Sonoelastography to Assess Muscular Stiffness Among Older Adults and its Use for the Diagnosis of Sarcopenia: A Systematic Review
Author(s) -
Ewa Magdalena Janczyk,
Noémie Champigny,
Émeline Michel,
Charles Raffaelli,
Cédric Annweiler,
Raphaël Zory,
Olivier Guérin,
Guillaume Sacco
Publication year - 2020
Publication title -
ultraschall in der medizin - european journal of ultrasound
Language(s) - English
Resource type - Journals
SCImago Journal Rank - 1.126
H-Index - 55
eISSN - 1438-8782
pISSN - 0172-4614
DOI - 10.1055/a-1293-8057
Subject(s) - sarcopenia , medicine , elastography , muscle stiffness , medline , physical therapy , stiffness , physical medicine and rehabilitation , radiology , ultrasound , structural engineering , political science , law , engineering
Changes in muscle stiffness have been reported with sarcopenia. Sonoelastography is an accessible and non-radiating imaging technique allowing quantification of elastic properties of tissue. We performed a systematic review of the literature to investigate whether sonoelastography can be a reliable method to assess sarcopenia in older patients. We searched Medline, Google Scholar, Scopus, SpringerLink and Science direct from January 1, 1990 to April 1, 2020. Three independent review authors assessed trial eligibility, extracted the data, and assessed risk of bias. We intended to learn which types of elastography have been tested, if such measures are repeatable, and if they have been compared to the currently accepted diagnostic method. Ten studies met the inclusion criteria. Most followed a cross-sectional design with young and older adult subgroups. The gastrocnemius, rectus femoris, and vastus intermedius appeared most frequently. Nine of the included studies used shear wave elastography and one-strain elastography. The passive elastic constant was significantly greater in sarcopenic versus healthy subjects after passive stretching (124.98 ± 60.82 vs. 46.35 ± 15.85, P = 0.004).
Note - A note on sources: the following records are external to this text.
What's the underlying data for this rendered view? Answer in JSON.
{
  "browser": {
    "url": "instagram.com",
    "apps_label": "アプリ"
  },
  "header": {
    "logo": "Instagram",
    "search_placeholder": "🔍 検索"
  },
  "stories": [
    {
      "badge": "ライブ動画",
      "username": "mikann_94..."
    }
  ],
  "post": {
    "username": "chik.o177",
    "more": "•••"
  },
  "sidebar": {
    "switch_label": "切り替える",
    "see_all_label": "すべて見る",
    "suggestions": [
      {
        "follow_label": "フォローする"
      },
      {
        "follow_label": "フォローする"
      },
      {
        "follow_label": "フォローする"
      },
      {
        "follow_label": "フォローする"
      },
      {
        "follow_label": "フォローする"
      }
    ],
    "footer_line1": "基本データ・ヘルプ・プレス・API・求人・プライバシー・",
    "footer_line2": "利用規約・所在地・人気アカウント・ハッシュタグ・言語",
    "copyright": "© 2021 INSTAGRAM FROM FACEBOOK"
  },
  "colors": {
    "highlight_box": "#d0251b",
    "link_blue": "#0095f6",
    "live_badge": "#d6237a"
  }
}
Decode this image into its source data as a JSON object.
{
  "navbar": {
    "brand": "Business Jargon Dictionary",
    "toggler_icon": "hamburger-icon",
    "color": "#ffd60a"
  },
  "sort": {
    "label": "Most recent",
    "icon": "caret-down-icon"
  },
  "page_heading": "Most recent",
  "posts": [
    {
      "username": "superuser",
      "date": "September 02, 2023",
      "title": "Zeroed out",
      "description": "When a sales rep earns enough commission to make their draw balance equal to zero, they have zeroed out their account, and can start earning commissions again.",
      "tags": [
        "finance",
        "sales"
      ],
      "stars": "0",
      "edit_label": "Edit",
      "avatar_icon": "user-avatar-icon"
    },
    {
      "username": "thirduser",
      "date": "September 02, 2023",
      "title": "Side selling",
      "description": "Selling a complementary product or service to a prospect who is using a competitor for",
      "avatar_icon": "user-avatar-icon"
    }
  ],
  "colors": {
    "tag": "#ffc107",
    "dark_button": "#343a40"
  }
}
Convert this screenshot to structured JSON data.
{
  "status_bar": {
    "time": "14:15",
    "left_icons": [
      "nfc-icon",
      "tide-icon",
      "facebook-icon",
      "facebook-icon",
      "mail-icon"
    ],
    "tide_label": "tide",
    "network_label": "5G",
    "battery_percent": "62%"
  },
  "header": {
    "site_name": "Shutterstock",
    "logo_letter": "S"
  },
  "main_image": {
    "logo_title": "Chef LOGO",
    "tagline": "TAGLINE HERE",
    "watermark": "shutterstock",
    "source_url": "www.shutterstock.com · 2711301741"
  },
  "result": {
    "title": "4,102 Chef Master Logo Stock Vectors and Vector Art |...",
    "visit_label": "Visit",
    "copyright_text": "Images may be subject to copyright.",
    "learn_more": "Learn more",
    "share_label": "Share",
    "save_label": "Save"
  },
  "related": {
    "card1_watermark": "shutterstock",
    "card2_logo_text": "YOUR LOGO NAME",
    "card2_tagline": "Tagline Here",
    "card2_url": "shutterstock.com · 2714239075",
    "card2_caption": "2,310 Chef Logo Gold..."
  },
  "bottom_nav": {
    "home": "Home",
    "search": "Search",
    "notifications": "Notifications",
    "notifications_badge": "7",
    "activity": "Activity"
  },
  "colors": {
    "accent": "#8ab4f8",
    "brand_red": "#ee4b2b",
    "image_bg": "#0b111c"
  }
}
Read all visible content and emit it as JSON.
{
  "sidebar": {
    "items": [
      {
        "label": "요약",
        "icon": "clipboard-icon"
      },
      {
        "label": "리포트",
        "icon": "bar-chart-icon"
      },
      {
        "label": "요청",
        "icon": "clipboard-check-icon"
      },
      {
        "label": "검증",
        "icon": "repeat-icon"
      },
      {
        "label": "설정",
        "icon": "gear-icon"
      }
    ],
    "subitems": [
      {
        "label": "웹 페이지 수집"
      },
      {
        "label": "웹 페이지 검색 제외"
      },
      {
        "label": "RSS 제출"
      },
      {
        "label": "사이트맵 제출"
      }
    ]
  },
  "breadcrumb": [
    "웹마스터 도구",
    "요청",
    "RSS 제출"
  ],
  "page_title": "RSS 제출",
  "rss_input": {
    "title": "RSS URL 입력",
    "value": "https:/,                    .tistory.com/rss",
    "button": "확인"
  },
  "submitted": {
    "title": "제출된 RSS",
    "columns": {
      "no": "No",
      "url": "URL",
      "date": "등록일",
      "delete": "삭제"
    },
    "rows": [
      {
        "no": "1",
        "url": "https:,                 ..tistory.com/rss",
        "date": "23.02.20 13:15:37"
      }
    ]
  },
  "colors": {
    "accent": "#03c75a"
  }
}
However, even in non-sarcopenic patients, the age of the patient was responsible for about 45.5 % of the variance in SWV. Among ten included articles, four reported higher stiffness in the muscles of older adults, two reported lower stiffness, and four found no significant difference. Due to the substantial heterogenicity of actual data, we could not make any conclusions about the potential usefulness of elastography to assess sarcopenia. Further studies are needed, including a larger sample of older patients and using a standardized and reproducible protocol.